Holey Moley & rejected quilt

Above: my latest piece from an online course I'm doing run by Dale (The Thread Studio) called Holey Moley. It's done on heat transfer printed felt. The squares were joined by machine stitching, then the 6 small squares were appliqued on. The triangular holes were cut out then stitched around and across and I used a soldering iron to burn the small holes.

Today I got the rejection letter for my 'Stitch Sampler Quilt' (above & detail below) I wasn't really expecting it to be accepted for a few reasons. I had very limited time so chose to finish this one rather than the one I was planning (I'll do that one next year for another exhibition attempt) It's not very large (51 x 76cms) - also I had one day to do the photo and get it sent off so just had to do the best I could with my own resources. But I'm pleased that I got it finished and submitted.

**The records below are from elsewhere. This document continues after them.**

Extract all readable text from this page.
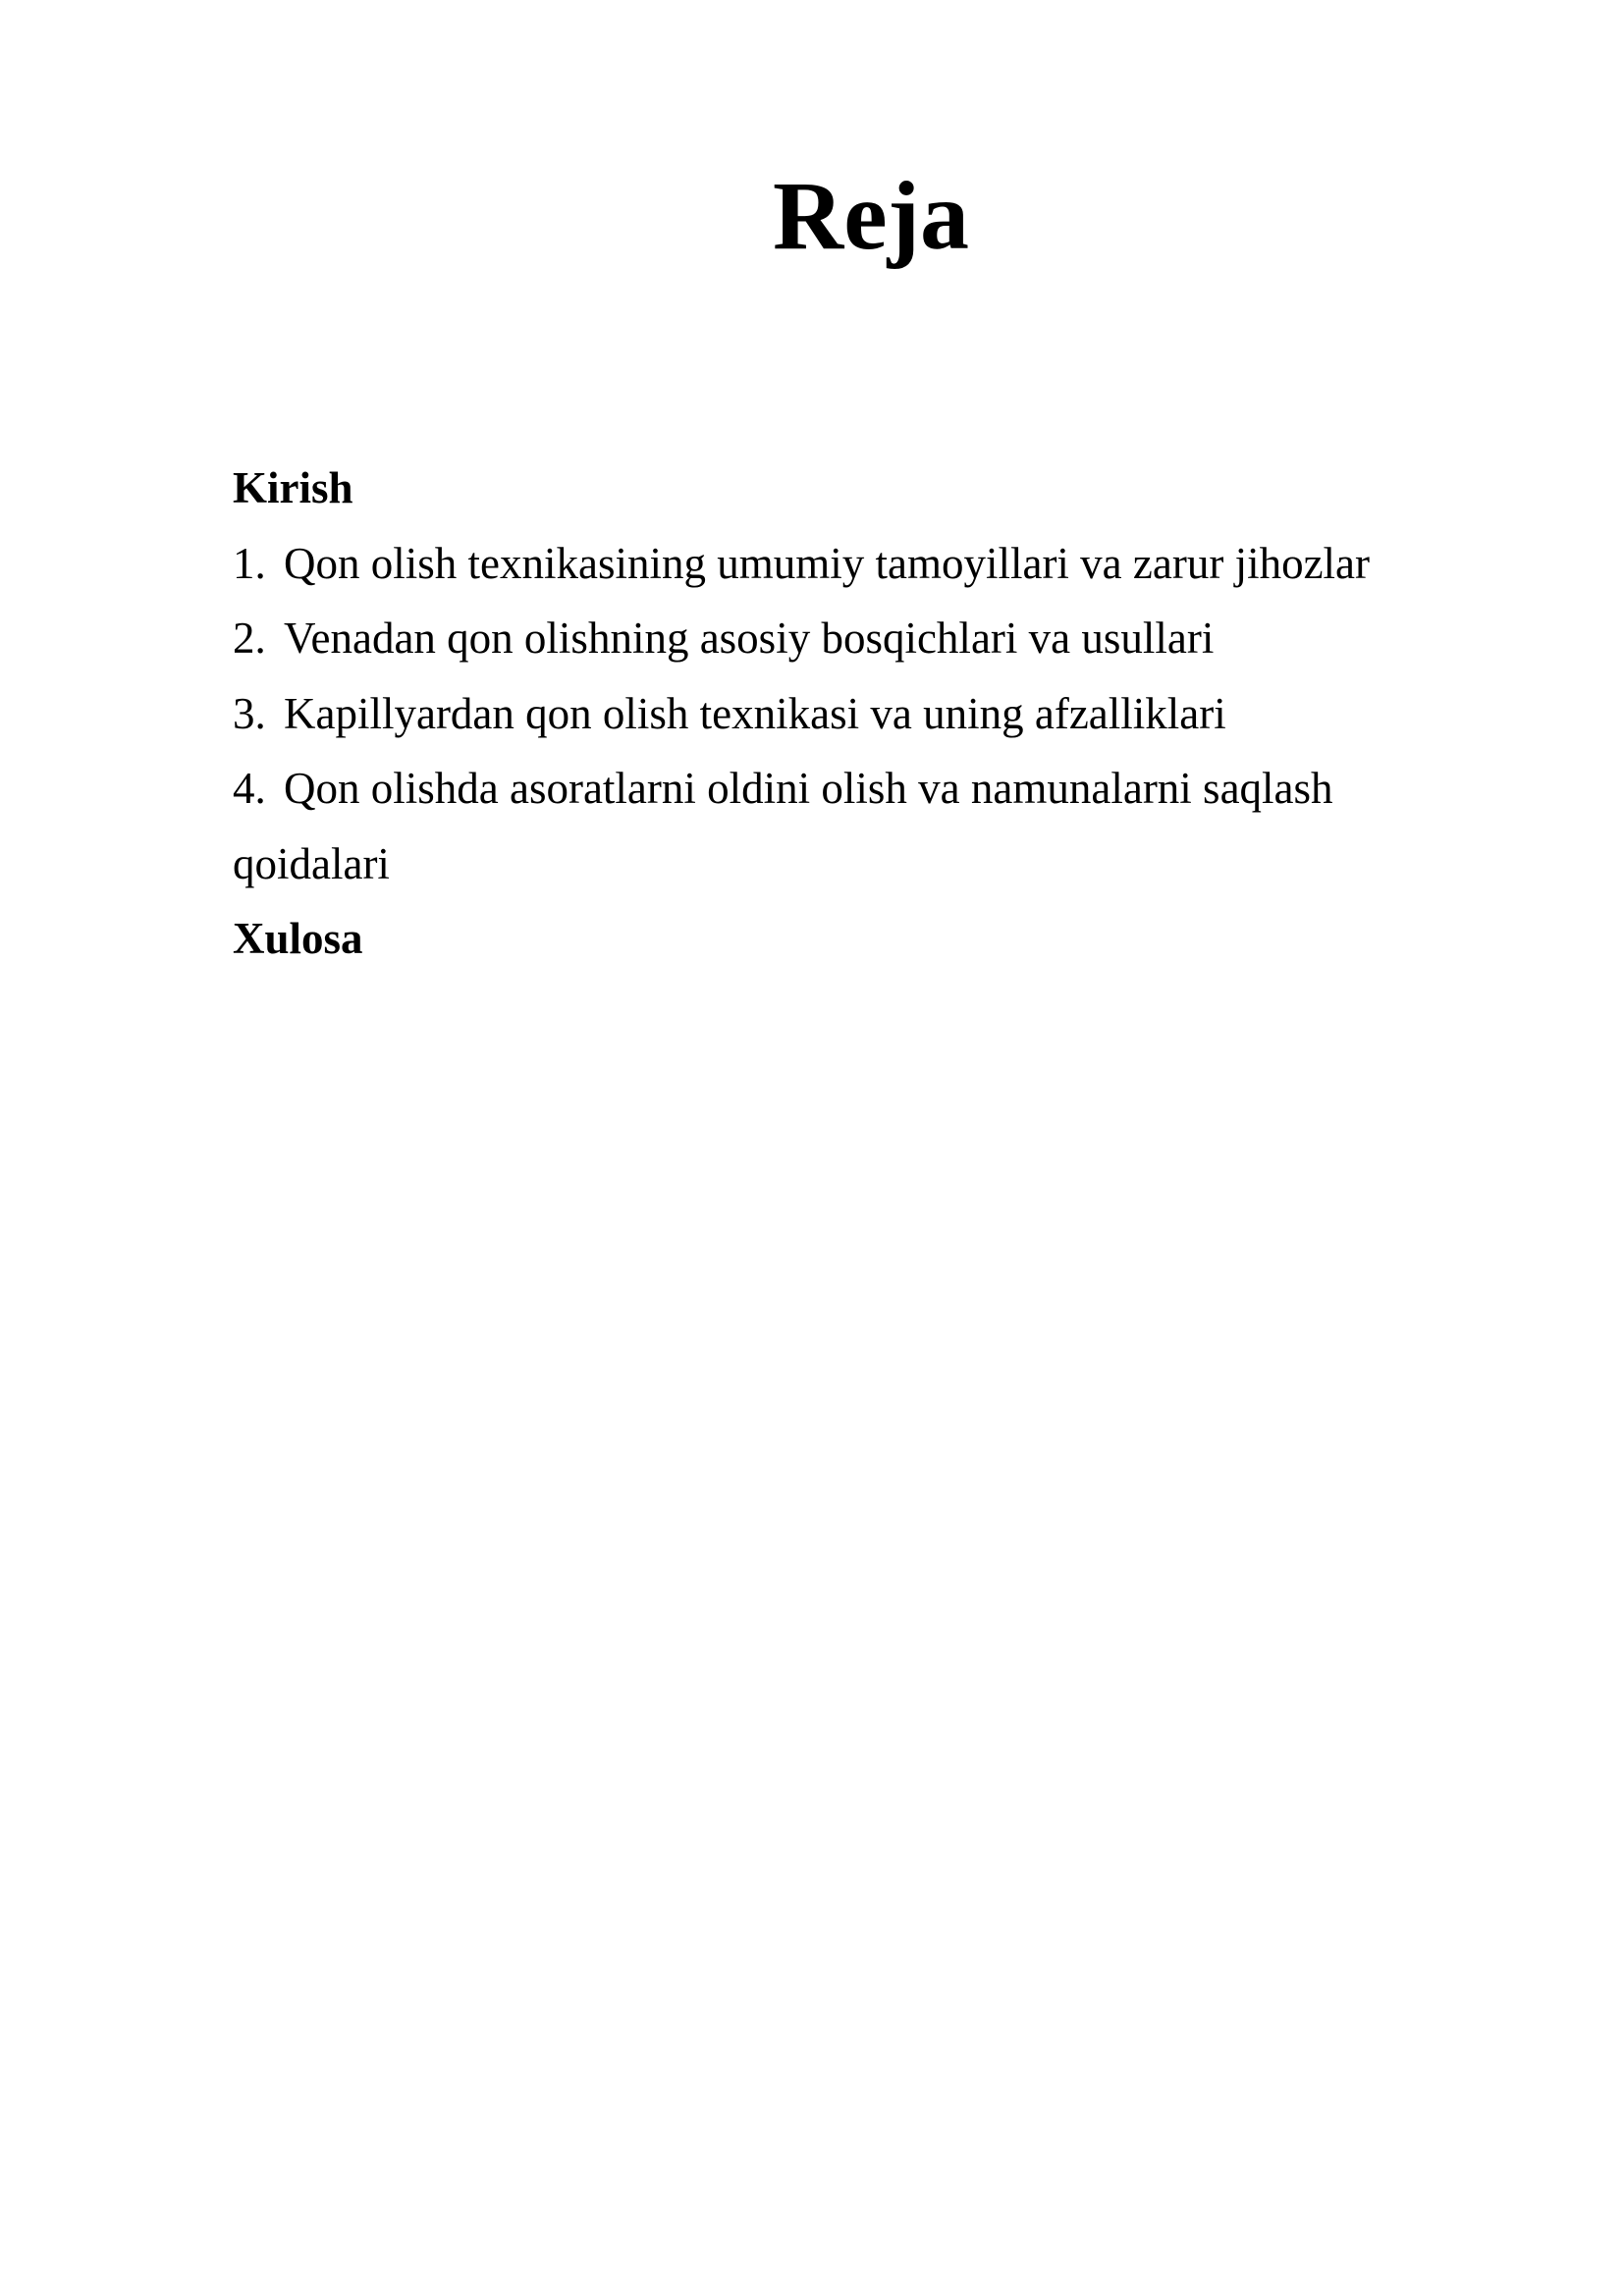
Reja

Kirish

1. Qon olish texnikasining umumiy tamoyillari va zarur jihozlar

2. Venadan qon olishning asosiy bosqichlari va usullari

3. Kapillyardan qon olish texnikasi va uning afzalliklari

4. Qon olishda asoratlarni oldini olish va namunalarni saqlash

qoidalari

Xulosa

The idea came from some sewing machine stitch samples - very randomly done on calico - some I had used up paint on and stamped - not with any plan in mind but when I cut them up and arranged them on a sun dyed background fabric I quite liked them. The rest of the quilt was designed around them. I screen printed some more squares on the background, made a border from other printed/dyed fabrics that fitted in and machine quilted it with a design that echoed the shapes and colours.
Not sure what I'll do with it now - might have to find a place on the wall to hang it. I actually quite like it - the chance element in the initial idea, the using up of scraps which would otherwise be thrown away and the folksy look of it. I can understand it wouldn't appeal to everyone though.